Wednesday, Mar 03, 2021 08:15 [IST]
Last Update: Wednesday, Mar 03, 2021 02:39 [IST]
With eight states showing a spike in fresh infections, India embarked on the second phase of its state-organized Covid vaccination drive on Monday. With vaccines now available to citizens with co-morbidities aged above 45 and also those who are simply above 60.
This follows a lukewarm response to the first phase, which aimed to vaccinate 30 million health and other frontline workers but achieved less than half the number. The second phase target is 27 million. The 70-year-old Prime Minister Narendra Modi took a jab at Delhi’s All India Institute of Medical Sciences. Others who meet the government’s eligibility criteria are expected to follow suit. As many as 20 health conditions will qualify middle-agers for a priority shot, ranging from hypertension and diabetes to other vulnerabilities of the heart, kidney and liver. The success of this phase is crucial because it coincides with a resurgence of corona infections in at least eight states, raising fears of a second wave.

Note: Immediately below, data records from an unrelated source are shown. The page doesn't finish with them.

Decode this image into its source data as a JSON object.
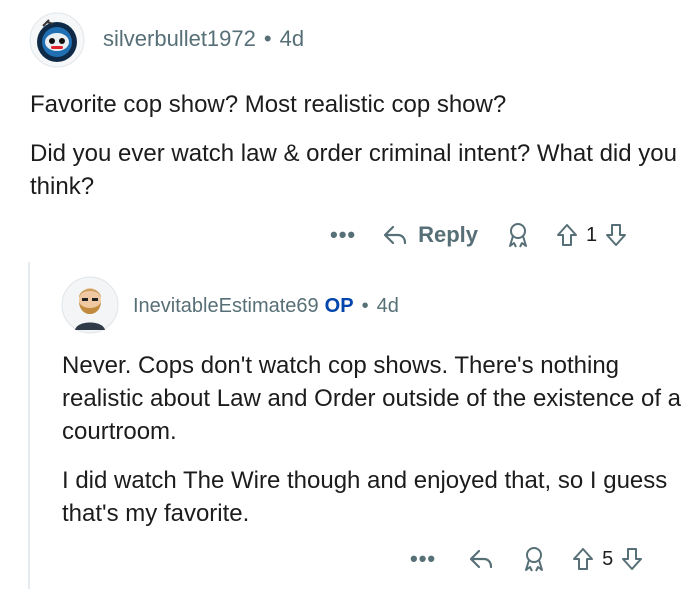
{
  "comment1": {
    "username": "silverbullet1972",
    "separator": "•",
    "age": "4d",
    "paragraphs": [
      "Favorite cop show? Most realistic cop show?",
      "Did you ever watch law & order criminal intent? What did you think?"
    ],
    "actions": {
      "more": "•••",
      "reply_label": "Reply",
      "votes": "1"
    }
  },
  "comment2": {
    "username": "InevitableEstimate69",
    "op_badge": "OP",
    "separator": "•",
    "age": "4d",
    "paragraphs": [
      "Never. Cops don't watch cop shows. There's nothing realistic about Law and Order outside of the existence of a courtroom.",
      "I did watch The Wire though and enjoyed that, so I guess that's my favorite."
    ],
    "actions": {
      "more": "•••",
      "votes": "5"
    }
  },
  "colors": {
    "meta_gray": "#576f76",
    "op_blue": "#0045ac",
    "text": "#1c1c1c",
    "thread_line": "#e5ebee"
  },
  "icons": [
    "avatar-robot",
    "avatar-bearded-man",
    "reply-arrow-icon",
    "award-icon",
    "upvote-icon",
    "downvote-icon"
  ]
}
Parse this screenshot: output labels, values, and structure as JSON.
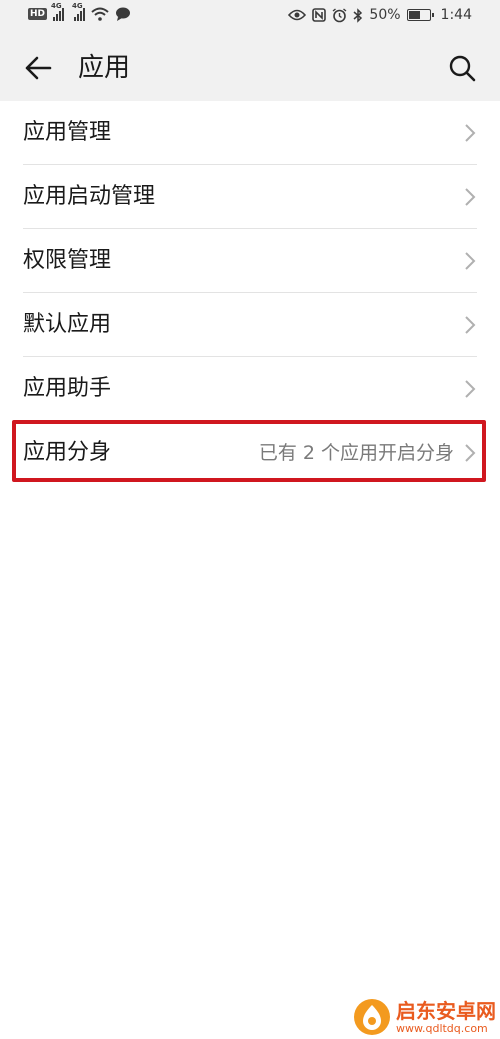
{
  "status_bar": {
    "hd": "HD",
    "net1": "4G",
    "net2": "4G",
    "battery_text": "50%",
    "battery_level": 0.5,
    "time": "1:44"
  },
  "header": {
    "title": "应用",
    "back_icon": "arrow-left-icon",
    "search_icon": "search-icon"
  },
  "menu": {
    "items": [
      {
        "label": "应用管理",
        "value": ""
      },
      {
        "label": "应用启动管理",
        "value": ""
      },
      {
        "label": "权限管理",
        "value": ""
      },
      {
        "label": "默认应用",
        "value": ""
      },
      {
        "label": "应用助手",
        "value": ""
      },
      {
        "label": "应用分身",
        "value": "已有 2 个应用开启分身"
      }
    ]
  },
  "highlight_color": "#d0171f",
  "watermark": {
    "name": "启东安卓网",
    "url": "www.qdltdq.com"
  }
}
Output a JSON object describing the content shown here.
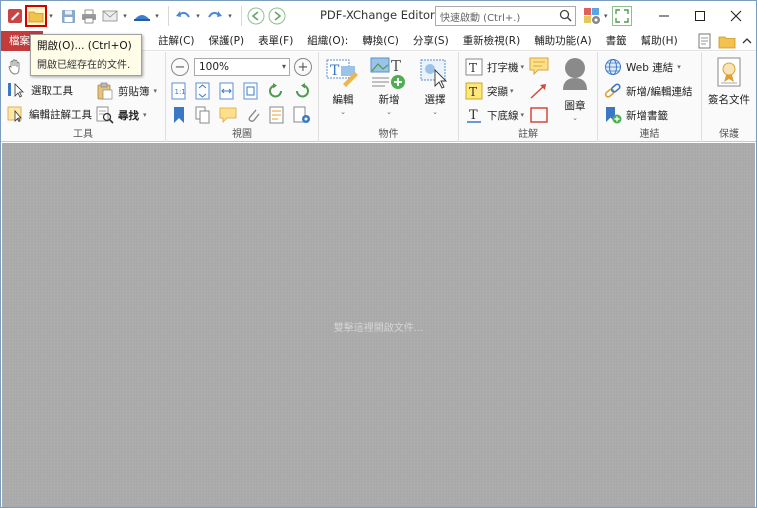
{
  "app": {
    "title": "PDF-XChange Editor"
  },
  "quick_search": {
    "placeholder": "快速啟動 (Ctrl+.)"
  },
  "tooltip": {
    "title": "開啟(O)... (Ctrl+O)",
    "description": "開啟已經存在的文件."
  },
  "menu": {
    "file": "檔案",
    "items": [
      "註解(C)",
      "保護(P)",
      "表單(F)",
      "組織(O):",
      "轉換(C)",
      "分享(S)",
      "重新檢視(R)",
      "輔助功能(A)",
      "書籤",
      "幫助(H)"
    ]
  },
  "ribbon": {
    "tools": {
      "label": "工具",
      "select_tool": "選取工具",
      "clipboard": "剪貼簿",
      "edit_annot_tool": "編輯註解工具",
      "find": "尋找"
    },
    "view": {
      "label": "視圖",
      "zoom": "100%"
    },
    "objects": {
      "label": "物件",
      "edit": "編輯",
      "add": "新增",
      "select": "選擇"
    },
    "comment": {
      "label": "註解",
      "typewriter": "打字機",
      "highlight": "突顯",
      "underline": "下底線",
      "stamp": "圖章"
    },
    "links": {
      "label": "連結",
      "web_links": "Web 連結",
      "add_edit_links": "新增/編輯連結",
      "add_bookmark": "新增書籤"
    },
    "protect": {
      "label": "保護",
      "sign_document": "簽名文件"
    }
  },
  "document": {
    "hint": "雙擊這裡開啟文件..."
  },
  "colors": {
    "file_tab": "#c33b3b",
    "doc_bg": "#a9a9a9",
    "highlight_border": "#d40000"
  }
}
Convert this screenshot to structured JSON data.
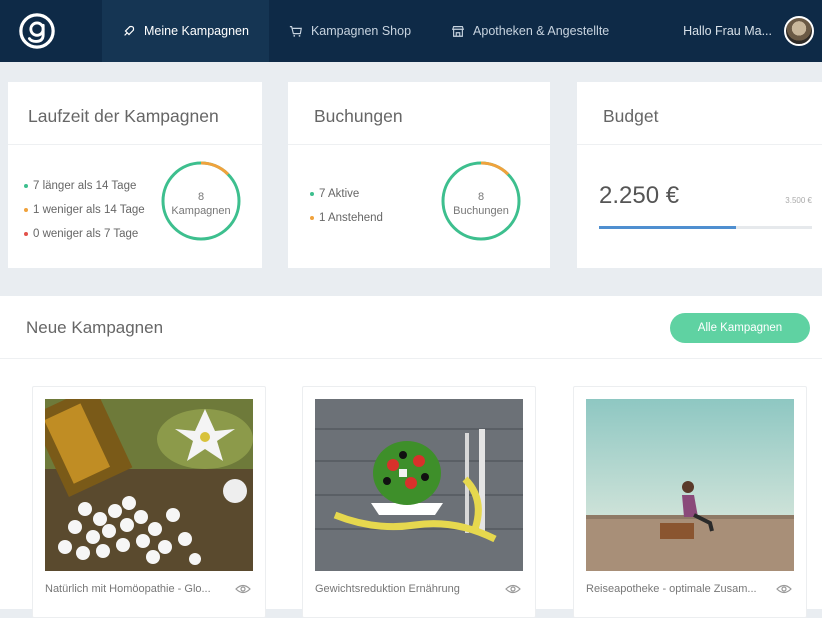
{
  "header": {
    "logo_icon": "at-logo-icon",
    "nav": [
      {
        "label": "Meine Kampagnen",
        "icon": "rocket-icon",
        "active": true
      },
      {
        "label": "Kampagnen Shop",
        "icon": "cart-icon",
        "active": false
      },
      {
        "label": "Apotheken & Angestellte",
        "icon": "store-icon",
        "active": false
      }
    ],
    "greeting": "Hallo Frau Ma..."
  },
  "laufzeit": {
    "title": "Laufzeit der Kampagnen",
    "items": [
      {
        "text": "7 länger als 14 Tage",
        "color": "#3dbf8e"
      },
      {
        "text": "1 weniger als 14 Tage",
        "color": "#f0a23c"
      },
      {
        "text": "0 weniger als 7 Tage",
        "color": "#e2514b"
      }
    ],
    "ring_count": "8",
    "ring_label": "Kampagnen",
    "ring_fraction_orange": 0.125
  },
  "buchungen": {
    "title": "Buchungen",
    "items": [
      {
        "text": "7 Aktive",
        "color": "#3dbf8e"
      },
      {
        "text": "1 Anstehend",
        "color": "#f0a23c"
      }
    ],
    "ring_count": "8",
    "ring_label": "Buchungen",
    "ring_fraction_orange": 0.125
  },
  "budget": {
    "title": "Budget",
    "value": "2.250 €",
    "max": "3.500 €",
    "fill_fraction": 0.643
  },
  "neue_kampagnen": {
    "title": "Neue Kampagnen",
    "button": "Alle Kampagnen",
    "cards": [
      {
        "label": "Natürlich mit Homöopathie - Glo..."
      },
      {
        "label": "Gewichtsreduktion Ernährung"
      },
      {
        "label": "Reiseapotheke - optimale Zusam..."
      }
    ]
  },
  "colors": {
    "navy": "#0e2a47",
    "green": "#3dbf8e",
    "orange": "#f0a23c",
    "red": "#e2514b",
    "blue": "#4f8fd0",
    "button_green": "#5fd2a2"
  }
}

Union Health Minister Harsh Vardhan said that 29 lakh people registered for coronavirus vaccination on Monday – the beginning of the second phase of India’s inoculation drive. Vardhan also expressed confidence that the recent surge in coronavirus cases is not permanent and will soon be brought under control.
State-administered inoculations had begun on 16 January, aimed at healthcare and other frontline workers, but only 14.2 million were given jabs in that initial phase. Now that private facilities have been enlisted for a wider effort, India’s pace of immunization should pick up. The goal is to have 300 million Indians covered by August, including the 30 million who were eligible for jabs in the first phase. How quickly the country can quash its covid threat by imparting people with immunity, however, would depend not just on today’s outreach, but also on how soon we allow a market for vaccines to emerge.
So far, the mission’s most visible constraint on efficiency has been the patchy performance of the government’s online Co-Win system. It was designed to let beneficiaries register for their free shots and track who all have had which dose of a double-dose regimen, but has not proven very reliable. With medical certificates of co-morbidities to be uploaded now by above-45s, Co-Win has been rejigged. It is an additional relief that Aarogya Setu, our official Covid-tracer app, can also be used to book jab appointments, while offline registration at vaccination centres has been enabled as well.
Strikingly, those who want to avail of private facilities can do so. At a price capped at Rs. 250, they can get one of the two centrally-procured vaccines: Covishield, developed by Oxford-AstraZeneca, and Covaxin, the indigenous one that our Prime Minister got. That Modi was injected with the latter should help put to rest some of the doubts that have hovered over Covaxin, given its controversial approval, and thus address an important aspect of vaccine hesitancy.
Yet, more needs to be done. For immunization to roar ahead, we must empower our citizens. Allow people to exercise their own preferences.